13. Composition according to claim 11 or 12, characterized in that it contains a peroxygen compound from the group comprising organic peracids, hydrogen peroxide, perborate and percarbonate and mixtures thereof.

14. Composition according to one of claims 11 to 13, characterized in that in addition to the compounds of the formula I 0.5% by weight to 7% by weight under perhydrolysis conditions, compounds which split off peroxocarboxylic acids are present.

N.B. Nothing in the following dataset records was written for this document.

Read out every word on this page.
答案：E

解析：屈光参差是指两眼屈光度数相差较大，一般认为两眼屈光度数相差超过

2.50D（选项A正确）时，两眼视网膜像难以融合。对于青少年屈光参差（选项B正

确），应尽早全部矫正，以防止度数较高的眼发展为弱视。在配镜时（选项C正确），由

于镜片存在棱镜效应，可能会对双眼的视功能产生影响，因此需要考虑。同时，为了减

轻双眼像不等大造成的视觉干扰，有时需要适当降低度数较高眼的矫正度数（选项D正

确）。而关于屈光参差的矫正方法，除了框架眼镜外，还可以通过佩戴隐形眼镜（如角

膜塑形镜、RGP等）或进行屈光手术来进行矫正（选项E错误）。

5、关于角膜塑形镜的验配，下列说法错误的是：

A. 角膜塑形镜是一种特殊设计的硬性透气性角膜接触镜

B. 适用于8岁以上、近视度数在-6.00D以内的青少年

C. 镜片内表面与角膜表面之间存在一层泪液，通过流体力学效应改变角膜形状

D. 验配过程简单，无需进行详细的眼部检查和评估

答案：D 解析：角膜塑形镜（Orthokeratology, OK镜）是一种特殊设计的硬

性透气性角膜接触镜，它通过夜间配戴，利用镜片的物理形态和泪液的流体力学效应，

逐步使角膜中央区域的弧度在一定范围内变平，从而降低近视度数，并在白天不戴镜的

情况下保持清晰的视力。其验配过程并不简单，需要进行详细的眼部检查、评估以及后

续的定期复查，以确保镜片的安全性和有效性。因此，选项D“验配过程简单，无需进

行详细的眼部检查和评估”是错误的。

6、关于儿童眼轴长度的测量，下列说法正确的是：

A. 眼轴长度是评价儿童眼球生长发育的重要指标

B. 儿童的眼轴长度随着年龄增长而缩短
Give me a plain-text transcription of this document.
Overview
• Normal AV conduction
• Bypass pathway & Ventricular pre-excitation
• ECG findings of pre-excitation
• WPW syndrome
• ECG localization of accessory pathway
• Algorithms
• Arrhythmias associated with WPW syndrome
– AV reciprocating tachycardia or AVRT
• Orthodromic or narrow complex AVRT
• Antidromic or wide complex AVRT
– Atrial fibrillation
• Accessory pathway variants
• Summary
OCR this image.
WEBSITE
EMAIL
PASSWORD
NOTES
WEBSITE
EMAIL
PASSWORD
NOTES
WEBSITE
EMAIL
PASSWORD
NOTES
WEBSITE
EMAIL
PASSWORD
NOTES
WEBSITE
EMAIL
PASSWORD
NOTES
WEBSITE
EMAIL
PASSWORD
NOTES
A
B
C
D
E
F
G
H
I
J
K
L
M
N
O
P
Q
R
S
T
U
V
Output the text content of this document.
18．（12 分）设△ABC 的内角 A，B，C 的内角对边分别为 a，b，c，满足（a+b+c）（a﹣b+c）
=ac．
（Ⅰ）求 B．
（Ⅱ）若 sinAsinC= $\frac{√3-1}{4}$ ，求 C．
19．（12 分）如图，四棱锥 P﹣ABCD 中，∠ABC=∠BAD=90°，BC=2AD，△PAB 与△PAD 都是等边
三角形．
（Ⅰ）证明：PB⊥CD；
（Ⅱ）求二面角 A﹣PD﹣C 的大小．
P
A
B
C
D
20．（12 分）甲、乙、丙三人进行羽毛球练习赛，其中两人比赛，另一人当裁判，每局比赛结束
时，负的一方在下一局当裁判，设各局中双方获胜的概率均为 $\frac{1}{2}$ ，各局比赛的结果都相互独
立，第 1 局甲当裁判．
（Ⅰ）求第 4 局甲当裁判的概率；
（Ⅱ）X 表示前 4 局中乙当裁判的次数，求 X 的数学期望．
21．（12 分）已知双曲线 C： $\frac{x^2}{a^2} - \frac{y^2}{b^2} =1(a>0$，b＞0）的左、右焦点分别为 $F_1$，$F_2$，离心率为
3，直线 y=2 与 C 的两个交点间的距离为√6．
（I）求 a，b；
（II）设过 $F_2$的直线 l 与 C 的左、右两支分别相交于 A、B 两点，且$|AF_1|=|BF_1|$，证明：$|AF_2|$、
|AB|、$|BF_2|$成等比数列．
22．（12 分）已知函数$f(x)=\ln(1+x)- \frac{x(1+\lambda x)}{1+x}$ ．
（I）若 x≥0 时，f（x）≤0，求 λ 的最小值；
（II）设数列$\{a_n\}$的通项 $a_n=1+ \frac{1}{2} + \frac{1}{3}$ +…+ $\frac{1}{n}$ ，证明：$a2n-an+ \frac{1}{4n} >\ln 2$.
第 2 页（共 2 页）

15. Composition according to one of claims 11 to 14, characterized in that in addition to the compounds according to formula I, a bleach-enhancing active ingredient combination, which by intimately mixing a water-soluble salt of a divalent transition metal, selected from cobalt, iron, copper and ruthenium and mixtures thereof , a water-soluble ammonium salt and optionally an oxidizing agent based on peroxygen and inert carrier material is available.

16. Composition according to one of claims 11 to 14, characterized in that, in addition to the compound of the formula I, bleach-catalyzing transition metal salts or complexes, in particular in amounts of 0.0025% by weight to 0.5% by weight, are present .

17. Composition according to claim 16, characterized in that in addition to the compound according to formula I bleach-catalysing cobalt, iron, copper or ruthenium Ammii complexes, in particular [Co (NH ₃ ) ₅ Cl] Cl ₂ and / or [Co (NH ₃ ) ₅ NO ₂ ] Cl ₂ , are present.

18. Composition according to one of claims 11 to 17, characterized in that it is in the form of a tablet.

19. Composition according to claim 18, characterized in that the tablet-shaped body is two-layered.

20. Composition according to claim 19, characterized in that it has the bleaching agent in the form of the particular inorganic peroxygen compound in one layer and the bleach activator of the formula I prepared in particulate form in the second layer.

21. Composition according to claim 19, characterized in that it has the bleaching agent in the form of the in particular inorganic peroxygen compound and the bleach activator according to formula I in the form of a particle in the same layer and further sensitive constituents, in particular enzymes, in a second layer.